Bitters bottles are the most sought after by the digger. On some, the word "Bitters" is plainly marked in the glass. Old Continental bitters, Glen says, were 80 to 90% alcohol, the remaining contents some herb or other. When a man felt "under the weather" a "swig" from his Bitters bottle made him feel better in jig time. Prohibition put an end to the manufacture of Bitters, as such, however.

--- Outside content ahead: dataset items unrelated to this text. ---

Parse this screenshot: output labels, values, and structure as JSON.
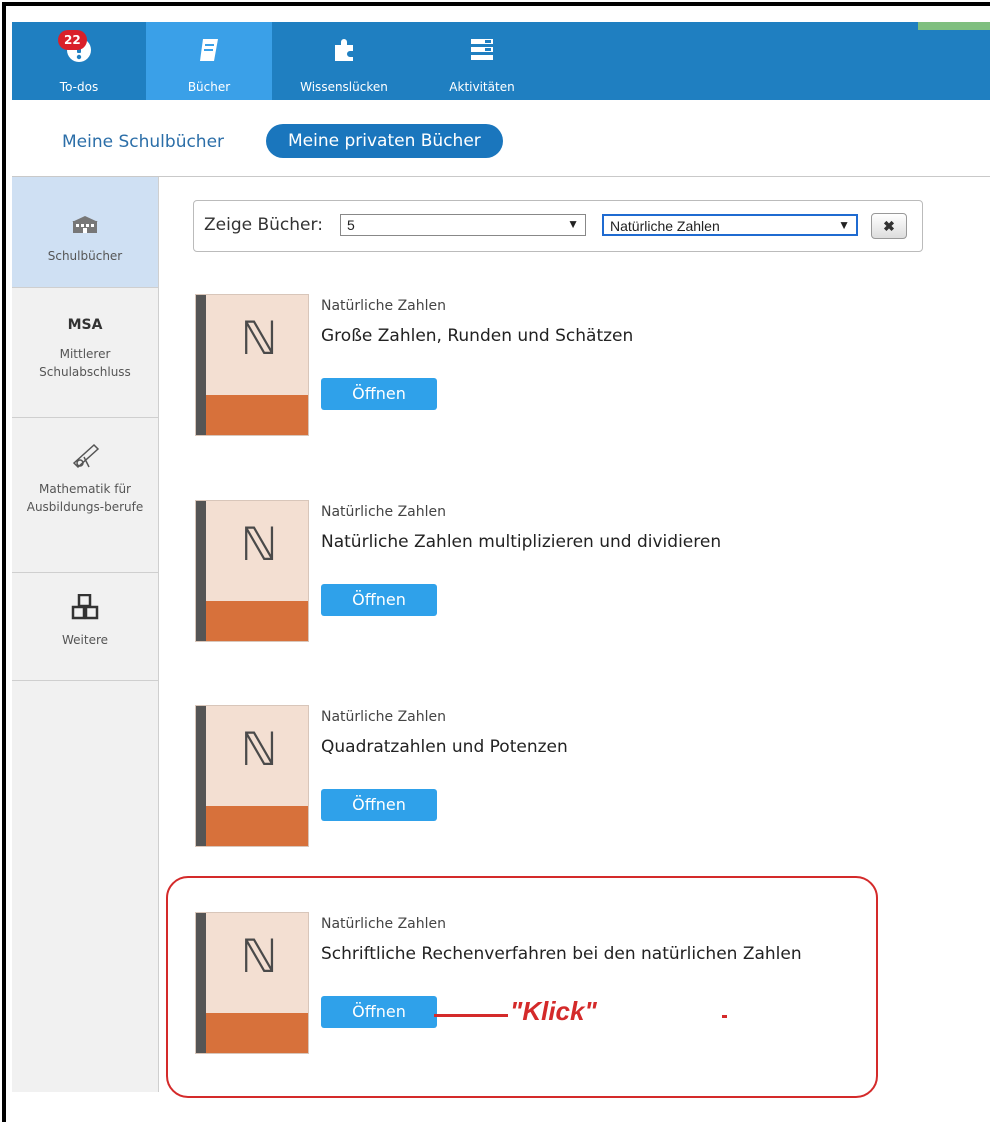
{
  "nav": {
    "items": [
      {
        "label": "To-dos",
        "icon": "alert-icon",
        "badge": "22"
      },
      {
        "label": "Bücher",
        "icon": "book-icon"
      },
      {
        "label": "Wissenslücken",
        "icon": "puzzle-icon"
      },
      {
        "label": "Aktivitäten",
        "icon": "list-icon"
      }
    ]
  },
  "subnav": {
    "link": "Meine Schulbücher",
    "active_pill": "Meine privaten Bücher"
  },
  "sidebar": {
    "items": [
      {
        "label": "Schulbücher",
        "icon": "school-icon"
      },
      {
        "abbr": "MSA",
        "label": "Mittlerer Schulabschluss"
      },
      {
        "label": "Mathematik für Ausbildungs-berufe",
        "icon": "telescope-icon"
      },
      {
        "label": "Weitere",
        "icon": "cubes-icon"
      }
    ]
  },
  "filter": {
    "label": "Zeige Bücher:",
    "grade_value": "5",
    "topic_value": "Natürliche Zahlen",
    "clear_label": "✖"
  },
  "books": [
    {
      "category": "Natürliche Zahlen",
      "title": "Große Zahlen, Runden und Schätzen",
      "button": "Öffnen"
    },
    {
      "category": "Natürliche Zahlen",
      "title": "Natürliche Zahlen multiplizieren und dividieren",
      "button": "Öffnen"
    },
    {
      "category": "Natürliche Zahlen",
      "title": "Quadratzahlen und Potenzen",
      "button": "Öffnen"
    },
    {
      "category": "Natürliche Zahlen",
      "title": "Schriftliche Rechenverfahren bei den natürlichen Zahlen",
      "button": "Öffnen"
    }
  ],
  "cover_glyph": "ℕ",
  "annotation": {
    "text": "\"Klick\"",
    "color": "#d42a2a"
  },
  "colors": {
    "topbar": "#1f7fc1",
    "active_nav": "#3aa0e8",
    "button": "#2fa1ea",
    "cover_band": "#d7713b"
  }
}
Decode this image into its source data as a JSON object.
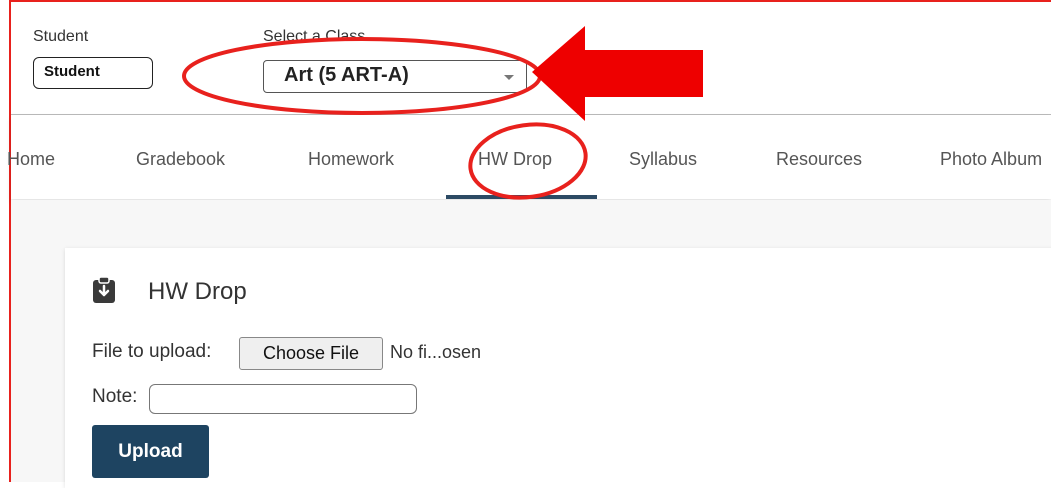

"You can tell a lot about a family by their dumps," Glen says. A quantity of medicine bottles denotes a sick family. Gin and rum bottles in profusion means some member liked his liquor pretty well. One medicine bottle manufacturer, John Wyeth & Co. made one with a measuring cap top, and by turning the cap to a number on the bottle, after taking a dose, told you when to take the next one. These came in blue, similar to the milk of magnesia or alka-seltzer bottles of today.

Speaking of color, some collectors value most highly the bottles in striking colors, but Glen says if it's old he doesn't care if it's just plain colorless. Among his medicine bottles he has one found in a Bristol dump, a "gargling oil" bottle, it says on the side. Another named variety of bottles is the Rumford, an 8, sometimes 12-sided bottle, usually in green.

Among his collection of bottles, Glen has a group of ink bottles, in cobalt blue, aqua, green and amber, with the name "Carter" and date 1897 carved into them, which he numbers among his favorites.

One could say Glen knows his bottles, imbibing his knowledge from books he buys or takes from the library and from association with other collectors. Each bottle he shows you has a story connected with it, where he found it, when, and when and where it was made and for what purpose.

Occasionally I walk in my wood lot, bird watching, but now that I've talked with a bottle digger, and such an enthusiastic one, I may find myself looking for a possible dump location, instead.